I don't know about the MF but my Ford has a manual crank on the right arm that allows you to make adjustments to the height of that arm. It's a little hard to see in this pic but it's located at the "knuckle" where the horizontal and vertical meet.


----------



## glilley (May 21, 2014)

Thanks UncleJoe! Yesterday I was eyeballing the hitch and noticed that crank handle on the right hitch and played around with it and - voila! - it leveled things out. I guess my hang up was that the left side was angled down and kept on searching for the solution on that side.


----------



## Weegie (May 28, 2013)

For the left side you need to pull the pin on the yoke at the top of the arm then screw the two arms in or out to shorten or lengthen.

If the adjustment on the right arm is enough then you don't need to bother.

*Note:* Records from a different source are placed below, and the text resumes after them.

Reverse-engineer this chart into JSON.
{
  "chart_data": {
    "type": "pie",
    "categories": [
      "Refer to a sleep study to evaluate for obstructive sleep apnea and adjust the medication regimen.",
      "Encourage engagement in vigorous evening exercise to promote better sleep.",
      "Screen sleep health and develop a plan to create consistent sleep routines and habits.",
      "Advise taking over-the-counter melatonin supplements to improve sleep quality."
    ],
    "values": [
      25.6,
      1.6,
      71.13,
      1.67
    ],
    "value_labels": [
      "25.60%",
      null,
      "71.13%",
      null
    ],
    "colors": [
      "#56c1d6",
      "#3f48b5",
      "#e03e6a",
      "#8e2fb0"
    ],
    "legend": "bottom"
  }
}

The adjustment crank on the right arm is also convenient if you are trying to hitch an implement which is not sitting level. Line up the left arm to get the pin in and then use the adjustment crank on the right arm to get it in line. Once hitched, raise the implement and level up with the crank.


----------



## oldgar (Apr 22, 2014)

*3 point hitch*

Almost every tractor with a 3 point hitch has some kind of a "leveling" feature and most often on the right side lift arm link. It is a feature that also can be used with a scraper or box blade to purposely cut "off level" such as making slight drainage or terraces. Just drop the appliance to the ground to take off the pressure, grab the crank and give it a few whirls one way or the other.


----------